From William Stanley Jevons’s 1865 The Coal Question. Jevons observed that James Watt’s improved steam engine — which burned roughly a third of the coal of Newcomen’s earlier design — had not reduced British coal consumption. It had increased it.

“It is wholly a confusion of ideas to suppose that the economical use of fuel is equivalent to a diminished consumption. The very contrary is the truth.” — Jevons, The Coal Question, Chapter VII

The Mechanism

Greater efficiency lowers the unit cost of using a resource. Lower cost expands the set of applications where the resource is economically viable. Demand grows along three margins:

  1. Intensive — existing users use more. Cheaper miles per gallon, more miles driven.
  2. Extensive — marginal users adopt. Steam engines become affordable to smaller firms.
  3. Adjacent — new applications become viable. Industries that did not exist at the old price emerge at the new one.

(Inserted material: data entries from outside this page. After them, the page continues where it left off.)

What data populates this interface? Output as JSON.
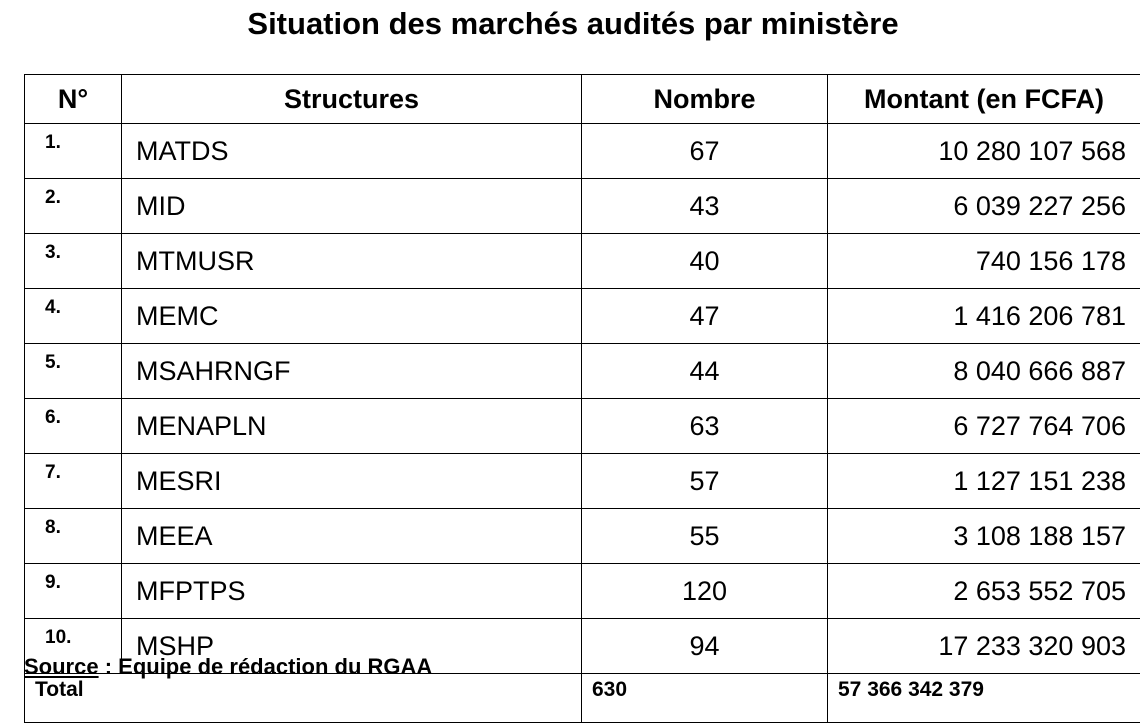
{
  "title": "Situation des marchés audités par ministère",
  "table": {
    "headers": [
      "N°",
      "Structures",
      "Nombre",
      "Montant (en FCFA)"
    ],
    "rows": [
      {
        "n": "1.",
        "structure": "MATDS",
        "nombre": "67",
        "montant": "10 280 107 568"
      },
      {
        "n": "2.",
        "structure": "MID",
        "nombre": "43",
        "montant": "6 039 227 256"
      },
      {
        "n": "3.",
        "structure": "MTMUSR",
        "nombre": "40",
        "montant": "740 156 178"
      },
      {
        "n": "4.",
        "structure": "MEMC",
        "nombre": "47",
        "montant": "1 416 206 781"
      },
      {
        "n": "5.",
        "structure": "MSAHRNGF",
        "nombre": "44",
        "montant": "8 040 666 887"
      },
      {
        "n": "6.",
        "structure": "MENAPLN",
        "nombre": "63",
        "montant": "6 727 764 706"
      },
      {
        "n": "7.",
        "structure": "MESRI",
        "nombre": "57",
        "montant": "1 127 151 238"
      },
      {
        "n": "8.",
        "structure": "MEEA",
        "nombre": "55",
        "montant": "3 108 188 157"
      },
      {
        "n": "9.",
        "structure": "MFPTPS",
        "nombre": "120",
        "montant": "2 653 552 705"
      },
      {
        "n": "10.",
        "structure": "MSHP",
        "nombre": "94",
        "montant": "17 233 320 903"
      }
    ],
    "total": {
      "label": "Total",
      "nombre": "630",
      "montant": "57 366 342 379"
    }
  },
  "source": {
    "label": "Source",
    "text": " : Equipe de rédaction du RGAA"
  }
}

If the combined response across those three margins exceeds the per-unit reduction, total consumption rises. That is the paradox.

When It Holds

The paradox is conditional, not axiomatic. It requires the price elasticity of demand for the resource’s services to be high enough that the rebound exceeds the efficiency gain.

It tends to hold when the technology is in early adoption with substantial unmet demand, the resource is cheap relative to the value it unlocks, and substitutes are weak. It tends to fail when the market is saturated, the resource is already a small share of the cost stack, or behavioural and regulatory constraints cap usage.

The Khazzoom-Brookes postulate is the formal macroeconomic version: at the economy-wide level, energy efficiency improvements tend to increase rather than decrease total energy consumption. The empirical strength of this claim is contested.

Rebound vs. Jevons Proper

These are different magnitudes and the distinction matters.

  • Direct rebound: consumption rises but by less than the efficiency gain. Net consumption still falls. Most empirical estimates of energy efficiency programs sit here, with rebound effects of 10–30%.
  • Jevons proper (backfire): consumption rises more than the efficiency gain. Net consumption increases. This is the strong claim and the rarer outcome.

Conflating partial rebound with full Jevons is sloppy. A 20% rebound still leaves 80% of intended savings on the table.

Common Misuse

The paradox is regularly weaponised to dismiss any efficiency intervention — fuel standards, insulation programs, AI compute optimisation. The dismissal usually skips the elasticity question entirely and assumes the rebound exceeds 100% by default. It rarely does.

The opposite error — assuming efficiency gains translate one-for-one into reduced consumption — is more common and equally wrong. Both errors come from refusing to model the demand response. The serious question is always: how elastic is demand for the service this resource provides, and what saturation point is the market near?